I have nothing against the EPA's agenda; I only dislike coercion and lies. I'm not in favour of environmental smoke, only opposed to environmental hysteria. And I marvel that we don't even blink anymore as government metastasizes into such private spaces as our cars.

Unhealthy as smoking is, it's not half as unhealthy as politicized science. When the Czech President raised the alarm this week about the cause-driven state "that transcends the individual in the name of the common good," he was only reminding us that in order to survive cancer or global warming, it's unnecessary to succumb to tyranny.

Copyright © 2007 CanWest Interactive, a division of CanWest MediaWorks Publications, Inc.. All rights reserved.

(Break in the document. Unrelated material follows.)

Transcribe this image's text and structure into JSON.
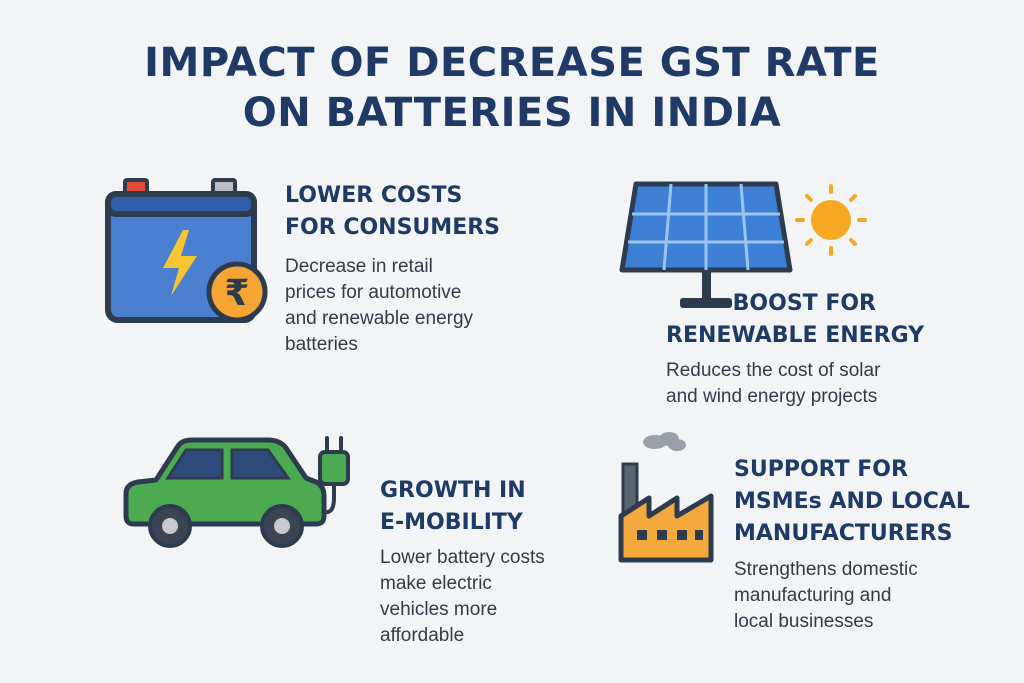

If someone asks me what my political beliefs are, I usually tell them Libertarian. You do what you want, I'll do what I want and as long as we don't interfere with each other's enjoyment of life, what's the harm?

It seems that over the last few decades however, we are moving more and more towards a situation in which the State decides what is best for us; in many cases it's private groups supported by pseudoscience that tell us what we should eat, how we should get to work or whether we should be allowed to smoke or drink.

Global warming "caused by humans" is the current pet project of the totalitarians disguised as good samaritans. I've read stories about climatologists who have had their professional careers threatened because they questioned man-made global warming. This is reaching the point at which Free Speech is becoming endangered and we should be paying more attention to people like Vaclav Klaus and less to charlatans like Al Gore and David Suzuki. But as a society, we don't seem inclined that way. Let's hope that things turn around before it's too late and we find that the Nanny State is tucking us safely in bed every night, whether we want it to or not.

I'm tired, think I'll go have a cigar and relax.